Feb 10, 2015
Review: Anxious Kids, Anxious Parents: 7 Ways to Stop the Worry Cycle and Raise Courageous & Independent Children
Anxious Kids, Anxious Parents: 7 Ways to Stop the Worry Cycle and Raise Courageous & Independent Children by R. Reid Wilson
My rating: 3 of 5 stars
Book desc option:
With anxiety at epidemic levels among our children, "Anxious Kids, Anxious Parents" offers a contrarian yet effective approach to help children and teens push through their fears, worries, and phobias to ultimately become more resilient, independent, and happy.
How do you manage a child who gets stomachaches every school morning, who refuses after-school activities, or who is trapped in the bathroom with compulsive washing? Children like these put a palpable strain on frustrated, helpless parents and teachers. And there is no escaping the problem: One in every five kids suffers from a diagnosable anxiety disorder. Unfortunately, when parents or professionals offer help in traditional ways, they unknowingly reinforce a child's worry and avoidance. From their success with hundreds of organizations, schools, and families, Reid Wilson, PhD, and Lynn Lyons, LICSW, share their unconventional approach of stepping into uncertainty in a way that is currently unfamiliar but infinitely successful. Using current research and contemporary examples, the book exposes the most common anxiety-enhancing patterns including reassurance, accommodation, avoidance, and poor problem solving and offers a concrete plan with 7 key principles that foster change. And, since new research reveals how anxious parents typically make for anxious children, the book offers exercises and techniques to change both the children's "and" the parental patterns of thinking and behaving.
This book challenges our basic instincts about how to help fearful kids and will serve as the antidote for an anxious nation of kids and their parents."
I enjoyed reading this early release I received for review. I like, like many, to consider new methods and ideas about reducing anxiety among children, and also how children's / Adult's anxiety may play off of each other ... The book is full of information to consider when needing to assist a child in overcoming and learning to more positively live with life.

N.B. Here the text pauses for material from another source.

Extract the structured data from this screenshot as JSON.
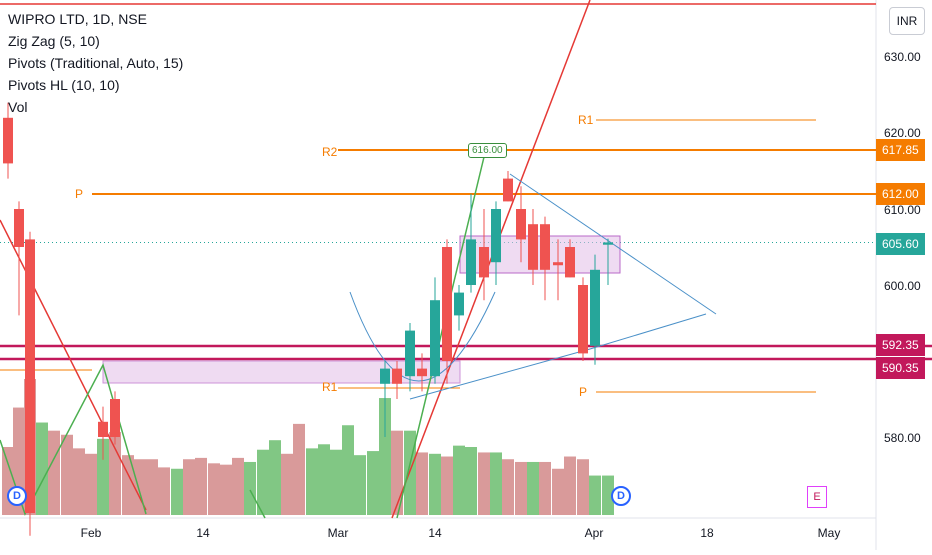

There were many easy to understand examples of how to react to children to help them become less resistant or less anxious. Many common adult reactions, which are meant to help the anxious child, can actually reinforce the anxious behavior causing more issues. I definitely do not want to reinforce or worsen any child's anxiety by responding in an uneducated way that may encourage or worsen the anxious behavior.
I recall growing up being hard at times, and this book offers many researched ideas to reduce both adult & child's anxiety. The book provided understandable explination and suggestions regarding how to deal with and discuss many common situations. I greatly appreciate new ideas that are tried and successful. I know not everything will work for everyone, but it never hurts to find out different approaches. Although most parents want to be encouraging, it is very difficult to always know how best to react to a child's issues in a positive way.
I found this book very interesting and full of ideas to apply when both adult and child may need new ideas to move forward successfully. I will keep this book for future reference & definitely pass it's helpful information to others.